For some, aging is a process that allows them to slow down, contemplate the subtleties of life, and enjoy the fruits of a lifetime of hard work. Retirement may bring opportunities for travel, spending time with family and cultivating new hobbies or returning to old ones. For others, aging can bring cause stress and worry, as health problems appear, money becomes tight, and a loss of independence looms. For many people, it’s a combination of the two. There is one thing that is extremely common as all people age, however: hearing loss. Over time, the delicate mechanisms of the inner ear deteriorate, decreasing sensitivity to sound. This process is so universal that up to a third of people experience hearing loss after the age of 65, and almost half will lose some of their hearing after the age of 75.
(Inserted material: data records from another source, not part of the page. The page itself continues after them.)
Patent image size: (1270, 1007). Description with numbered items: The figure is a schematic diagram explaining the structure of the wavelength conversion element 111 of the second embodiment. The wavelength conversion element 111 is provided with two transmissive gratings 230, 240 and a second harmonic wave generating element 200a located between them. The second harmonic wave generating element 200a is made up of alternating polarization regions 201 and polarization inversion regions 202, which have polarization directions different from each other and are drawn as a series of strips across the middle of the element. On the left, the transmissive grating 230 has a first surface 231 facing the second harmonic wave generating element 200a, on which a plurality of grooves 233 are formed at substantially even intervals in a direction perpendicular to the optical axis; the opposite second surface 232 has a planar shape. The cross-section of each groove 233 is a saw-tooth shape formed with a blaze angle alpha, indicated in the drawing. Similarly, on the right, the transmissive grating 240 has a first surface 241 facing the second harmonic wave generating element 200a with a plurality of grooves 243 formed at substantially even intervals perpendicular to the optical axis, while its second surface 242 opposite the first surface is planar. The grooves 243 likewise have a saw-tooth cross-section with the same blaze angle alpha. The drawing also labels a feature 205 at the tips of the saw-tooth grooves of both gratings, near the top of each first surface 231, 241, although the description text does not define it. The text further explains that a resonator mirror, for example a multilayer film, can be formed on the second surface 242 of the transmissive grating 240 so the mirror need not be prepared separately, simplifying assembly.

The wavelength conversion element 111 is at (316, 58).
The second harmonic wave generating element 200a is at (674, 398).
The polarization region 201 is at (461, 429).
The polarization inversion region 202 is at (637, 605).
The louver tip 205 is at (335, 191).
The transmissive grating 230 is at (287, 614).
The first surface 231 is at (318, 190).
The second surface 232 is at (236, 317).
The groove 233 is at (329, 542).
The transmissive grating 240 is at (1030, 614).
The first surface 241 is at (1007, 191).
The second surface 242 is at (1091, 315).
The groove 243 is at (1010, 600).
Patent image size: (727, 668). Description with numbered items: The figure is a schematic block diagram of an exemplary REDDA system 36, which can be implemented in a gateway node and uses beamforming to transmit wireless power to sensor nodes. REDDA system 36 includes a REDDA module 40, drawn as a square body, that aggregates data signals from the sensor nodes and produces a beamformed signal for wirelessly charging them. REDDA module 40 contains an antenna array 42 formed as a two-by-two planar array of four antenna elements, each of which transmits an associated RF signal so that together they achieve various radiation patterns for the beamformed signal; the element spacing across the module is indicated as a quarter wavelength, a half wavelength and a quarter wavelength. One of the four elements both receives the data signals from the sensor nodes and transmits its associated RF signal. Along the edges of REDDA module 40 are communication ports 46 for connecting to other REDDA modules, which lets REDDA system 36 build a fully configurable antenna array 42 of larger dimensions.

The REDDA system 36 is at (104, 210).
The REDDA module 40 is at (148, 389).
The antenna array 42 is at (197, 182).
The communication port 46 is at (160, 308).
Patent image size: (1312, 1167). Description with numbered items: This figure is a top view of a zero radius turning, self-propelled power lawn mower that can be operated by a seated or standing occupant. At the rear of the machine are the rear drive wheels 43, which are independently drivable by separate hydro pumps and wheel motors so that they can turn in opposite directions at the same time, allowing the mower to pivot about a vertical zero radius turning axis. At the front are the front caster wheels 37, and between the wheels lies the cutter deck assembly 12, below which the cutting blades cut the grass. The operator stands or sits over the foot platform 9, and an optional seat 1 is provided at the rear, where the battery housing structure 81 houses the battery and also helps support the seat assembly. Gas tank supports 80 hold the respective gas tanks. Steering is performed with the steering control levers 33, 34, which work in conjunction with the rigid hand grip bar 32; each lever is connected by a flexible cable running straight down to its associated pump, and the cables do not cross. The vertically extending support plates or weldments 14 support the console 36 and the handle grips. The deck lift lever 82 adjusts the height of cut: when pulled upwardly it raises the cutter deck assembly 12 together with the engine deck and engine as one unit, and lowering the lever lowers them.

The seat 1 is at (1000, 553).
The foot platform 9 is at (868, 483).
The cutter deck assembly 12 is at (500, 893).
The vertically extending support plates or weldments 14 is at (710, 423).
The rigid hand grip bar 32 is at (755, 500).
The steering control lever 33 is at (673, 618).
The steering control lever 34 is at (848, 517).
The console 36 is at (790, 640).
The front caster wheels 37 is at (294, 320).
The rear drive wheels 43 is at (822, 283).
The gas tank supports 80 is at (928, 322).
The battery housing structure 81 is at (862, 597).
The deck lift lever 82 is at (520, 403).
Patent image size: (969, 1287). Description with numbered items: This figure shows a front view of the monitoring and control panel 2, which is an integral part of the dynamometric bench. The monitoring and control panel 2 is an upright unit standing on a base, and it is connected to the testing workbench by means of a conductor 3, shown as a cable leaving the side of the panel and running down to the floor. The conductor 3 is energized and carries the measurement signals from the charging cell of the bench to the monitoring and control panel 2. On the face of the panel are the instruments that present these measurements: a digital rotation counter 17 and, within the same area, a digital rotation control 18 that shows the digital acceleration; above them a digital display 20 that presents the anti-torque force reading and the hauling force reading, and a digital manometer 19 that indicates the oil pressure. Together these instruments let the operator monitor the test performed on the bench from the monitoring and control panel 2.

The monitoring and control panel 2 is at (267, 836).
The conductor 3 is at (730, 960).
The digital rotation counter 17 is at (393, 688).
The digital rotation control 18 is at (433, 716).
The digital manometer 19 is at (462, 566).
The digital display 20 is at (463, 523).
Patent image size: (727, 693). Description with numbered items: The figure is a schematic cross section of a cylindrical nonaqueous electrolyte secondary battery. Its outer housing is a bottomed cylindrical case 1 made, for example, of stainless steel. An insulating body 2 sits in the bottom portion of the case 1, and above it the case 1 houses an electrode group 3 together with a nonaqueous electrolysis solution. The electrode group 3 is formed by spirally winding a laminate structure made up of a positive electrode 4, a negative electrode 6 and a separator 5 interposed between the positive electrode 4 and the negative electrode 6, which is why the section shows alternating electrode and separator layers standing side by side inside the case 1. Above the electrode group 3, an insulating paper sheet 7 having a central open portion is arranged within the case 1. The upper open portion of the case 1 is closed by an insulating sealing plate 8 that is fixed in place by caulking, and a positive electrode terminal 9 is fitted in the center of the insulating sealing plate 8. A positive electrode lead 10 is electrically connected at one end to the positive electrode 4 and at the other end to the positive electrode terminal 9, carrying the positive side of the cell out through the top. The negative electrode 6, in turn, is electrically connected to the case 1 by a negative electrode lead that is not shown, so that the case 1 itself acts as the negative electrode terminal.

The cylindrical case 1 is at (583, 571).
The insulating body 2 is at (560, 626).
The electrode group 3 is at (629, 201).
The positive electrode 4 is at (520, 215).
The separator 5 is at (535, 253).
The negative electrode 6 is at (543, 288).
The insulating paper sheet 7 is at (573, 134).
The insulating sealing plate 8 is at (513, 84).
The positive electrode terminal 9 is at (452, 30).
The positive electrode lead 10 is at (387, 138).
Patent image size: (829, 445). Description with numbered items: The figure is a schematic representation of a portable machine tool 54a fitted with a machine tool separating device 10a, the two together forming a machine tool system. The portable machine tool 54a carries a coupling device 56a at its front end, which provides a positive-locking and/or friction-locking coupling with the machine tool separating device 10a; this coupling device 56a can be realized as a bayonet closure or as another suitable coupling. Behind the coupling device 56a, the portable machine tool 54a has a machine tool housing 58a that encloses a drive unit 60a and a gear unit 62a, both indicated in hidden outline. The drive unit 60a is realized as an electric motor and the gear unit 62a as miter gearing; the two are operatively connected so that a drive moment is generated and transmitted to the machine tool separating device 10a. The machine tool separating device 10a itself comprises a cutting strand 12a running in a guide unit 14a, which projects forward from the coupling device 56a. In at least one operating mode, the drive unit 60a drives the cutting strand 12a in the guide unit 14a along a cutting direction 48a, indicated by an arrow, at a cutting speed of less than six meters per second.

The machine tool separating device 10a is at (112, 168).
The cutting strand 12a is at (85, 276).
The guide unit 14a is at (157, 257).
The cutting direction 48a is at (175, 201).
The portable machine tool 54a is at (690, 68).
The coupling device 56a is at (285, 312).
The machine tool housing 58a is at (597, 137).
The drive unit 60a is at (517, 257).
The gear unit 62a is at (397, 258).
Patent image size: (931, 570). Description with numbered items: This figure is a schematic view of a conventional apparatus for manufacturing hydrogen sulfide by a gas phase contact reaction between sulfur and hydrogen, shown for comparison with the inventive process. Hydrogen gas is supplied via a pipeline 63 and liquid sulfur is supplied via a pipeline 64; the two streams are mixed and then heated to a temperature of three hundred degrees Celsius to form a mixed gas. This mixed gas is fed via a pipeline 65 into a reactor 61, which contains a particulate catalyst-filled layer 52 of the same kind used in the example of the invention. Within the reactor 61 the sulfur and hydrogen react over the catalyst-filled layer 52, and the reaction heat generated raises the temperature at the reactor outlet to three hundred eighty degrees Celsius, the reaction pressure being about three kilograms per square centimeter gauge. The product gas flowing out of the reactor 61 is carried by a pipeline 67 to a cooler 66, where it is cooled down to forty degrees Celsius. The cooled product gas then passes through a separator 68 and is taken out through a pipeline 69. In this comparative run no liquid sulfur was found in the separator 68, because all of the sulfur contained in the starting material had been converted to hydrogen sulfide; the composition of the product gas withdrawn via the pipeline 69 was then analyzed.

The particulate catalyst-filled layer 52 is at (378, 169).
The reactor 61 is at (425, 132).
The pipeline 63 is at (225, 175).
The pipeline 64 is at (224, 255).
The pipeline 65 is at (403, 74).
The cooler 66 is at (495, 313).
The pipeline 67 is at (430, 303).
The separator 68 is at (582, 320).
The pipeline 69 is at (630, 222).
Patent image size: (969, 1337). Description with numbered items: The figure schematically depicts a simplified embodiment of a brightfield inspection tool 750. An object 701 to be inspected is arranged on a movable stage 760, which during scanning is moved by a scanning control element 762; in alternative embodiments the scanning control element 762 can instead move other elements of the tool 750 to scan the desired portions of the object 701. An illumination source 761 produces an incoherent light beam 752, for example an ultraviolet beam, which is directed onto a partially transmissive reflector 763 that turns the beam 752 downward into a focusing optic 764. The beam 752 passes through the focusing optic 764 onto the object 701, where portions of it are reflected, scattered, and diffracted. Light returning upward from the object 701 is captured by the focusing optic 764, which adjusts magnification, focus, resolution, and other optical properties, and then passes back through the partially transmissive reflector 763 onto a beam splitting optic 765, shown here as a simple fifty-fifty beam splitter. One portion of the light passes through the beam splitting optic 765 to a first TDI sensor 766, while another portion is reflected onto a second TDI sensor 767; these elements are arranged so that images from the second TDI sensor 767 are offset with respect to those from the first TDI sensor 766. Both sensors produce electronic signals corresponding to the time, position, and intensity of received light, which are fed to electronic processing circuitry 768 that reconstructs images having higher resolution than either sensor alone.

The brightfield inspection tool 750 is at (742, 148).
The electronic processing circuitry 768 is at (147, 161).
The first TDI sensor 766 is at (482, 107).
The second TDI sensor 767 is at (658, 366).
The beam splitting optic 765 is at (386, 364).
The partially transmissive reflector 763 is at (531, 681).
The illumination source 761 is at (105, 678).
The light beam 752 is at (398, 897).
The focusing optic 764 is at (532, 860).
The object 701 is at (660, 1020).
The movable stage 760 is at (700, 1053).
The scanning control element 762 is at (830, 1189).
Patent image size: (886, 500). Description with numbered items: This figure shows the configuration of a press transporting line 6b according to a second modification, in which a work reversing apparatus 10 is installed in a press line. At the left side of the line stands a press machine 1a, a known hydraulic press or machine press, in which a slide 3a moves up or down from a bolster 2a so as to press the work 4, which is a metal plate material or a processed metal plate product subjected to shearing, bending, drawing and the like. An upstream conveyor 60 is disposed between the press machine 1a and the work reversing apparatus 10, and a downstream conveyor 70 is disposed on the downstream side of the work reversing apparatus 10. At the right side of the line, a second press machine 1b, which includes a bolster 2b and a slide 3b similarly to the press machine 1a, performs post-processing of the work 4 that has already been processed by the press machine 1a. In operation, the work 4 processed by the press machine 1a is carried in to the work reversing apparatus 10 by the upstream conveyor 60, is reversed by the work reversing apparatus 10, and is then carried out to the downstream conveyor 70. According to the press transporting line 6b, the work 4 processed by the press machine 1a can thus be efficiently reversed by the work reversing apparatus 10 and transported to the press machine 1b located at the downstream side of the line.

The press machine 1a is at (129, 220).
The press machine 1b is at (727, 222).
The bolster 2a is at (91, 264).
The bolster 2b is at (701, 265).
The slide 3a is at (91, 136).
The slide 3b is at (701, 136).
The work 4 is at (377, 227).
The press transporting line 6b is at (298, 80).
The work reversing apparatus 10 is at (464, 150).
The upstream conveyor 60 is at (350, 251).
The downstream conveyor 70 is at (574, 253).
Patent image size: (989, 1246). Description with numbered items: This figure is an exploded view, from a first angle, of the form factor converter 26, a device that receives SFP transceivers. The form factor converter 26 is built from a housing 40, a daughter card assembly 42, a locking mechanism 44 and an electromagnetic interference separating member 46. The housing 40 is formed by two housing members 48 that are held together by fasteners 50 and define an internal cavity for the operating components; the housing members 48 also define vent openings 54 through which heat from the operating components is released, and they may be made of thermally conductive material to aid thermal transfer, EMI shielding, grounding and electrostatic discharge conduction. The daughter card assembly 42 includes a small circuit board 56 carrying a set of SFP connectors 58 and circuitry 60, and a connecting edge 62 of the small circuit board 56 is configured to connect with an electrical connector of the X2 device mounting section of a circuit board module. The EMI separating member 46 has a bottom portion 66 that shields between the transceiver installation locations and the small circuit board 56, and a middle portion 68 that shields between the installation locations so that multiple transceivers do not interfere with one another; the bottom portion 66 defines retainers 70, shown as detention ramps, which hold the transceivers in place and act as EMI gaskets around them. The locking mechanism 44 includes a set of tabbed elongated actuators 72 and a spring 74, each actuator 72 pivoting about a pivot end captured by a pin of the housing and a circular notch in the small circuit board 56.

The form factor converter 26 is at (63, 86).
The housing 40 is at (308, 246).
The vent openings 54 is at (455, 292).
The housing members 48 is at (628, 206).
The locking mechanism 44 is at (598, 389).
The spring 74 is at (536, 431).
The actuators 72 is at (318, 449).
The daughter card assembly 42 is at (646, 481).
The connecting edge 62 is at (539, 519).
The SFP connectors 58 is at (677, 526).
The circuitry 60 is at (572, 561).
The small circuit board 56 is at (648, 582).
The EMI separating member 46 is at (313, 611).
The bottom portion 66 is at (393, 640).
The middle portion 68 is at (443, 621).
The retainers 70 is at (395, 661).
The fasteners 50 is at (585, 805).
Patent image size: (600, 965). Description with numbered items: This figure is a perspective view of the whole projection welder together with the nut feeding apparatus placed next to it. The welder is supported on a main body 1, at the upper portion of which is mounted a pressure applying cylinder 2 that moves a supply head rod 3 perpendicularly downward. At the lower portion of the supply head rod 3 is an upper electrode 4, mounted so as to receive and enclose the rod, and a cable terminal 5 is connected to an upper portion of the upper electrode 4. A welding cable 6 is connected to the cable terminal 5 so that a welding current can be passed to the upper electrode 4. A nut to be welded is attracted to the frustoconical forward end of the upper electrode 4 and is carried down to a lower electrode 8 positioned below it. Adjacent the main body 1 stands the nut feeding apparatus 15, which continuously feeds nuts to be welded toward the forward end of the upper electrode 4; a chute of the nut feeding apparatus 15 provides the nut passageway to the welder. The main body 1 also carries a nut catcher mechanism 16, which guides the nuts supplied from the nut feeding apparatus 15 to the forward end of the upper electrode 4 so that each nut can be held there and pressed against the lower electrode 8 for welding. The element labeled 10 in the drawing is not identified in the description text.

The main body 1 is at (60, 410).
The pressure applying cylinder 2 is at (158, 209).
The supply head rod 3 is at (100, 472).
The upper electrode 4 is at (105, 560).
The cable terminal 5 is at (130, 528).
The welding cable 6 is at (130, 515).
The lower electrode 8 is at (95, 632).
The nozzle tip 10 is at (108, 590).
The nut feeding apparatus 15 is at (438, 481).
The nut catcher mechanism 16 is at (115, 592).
For people who experience hearing impairment at an early age, there is plenty of time to adapt. Infants, children, and young people with hearing difficulties often become fluent in sign language and adept at lip-reading and the interpretation of body language. For older adults, however, the loss of a sense that has always been a fundamental part of how they experience the world can be devastating. Individuals with hearing loss may struggle to follow conversations, and have difficulty hearing music or listening over the phone. They may become easily increasingly prone to social withdrawal because of the frustration of being unable to understand others. Over time, hearing loss can lead to depression and relationship problems.
For the friends and loved ones of someone with hearing loss, it can be very difficult to witness these changes. Someone who was formerly lively and vivacious can become solitary and withdrawn. In these situations, it can be very helpful to adjust your communication style, so as to help the person with hearing loss understand and feel included in conversation. Try talking in well-lit areas, and make ample use of facial expressions and gestures to convey your meaning. Even someone who has been able to hear for most of their life will still be able to pick up on the non-verbal aspects of language, and may even develop the ability to lip-read if given the opportunity.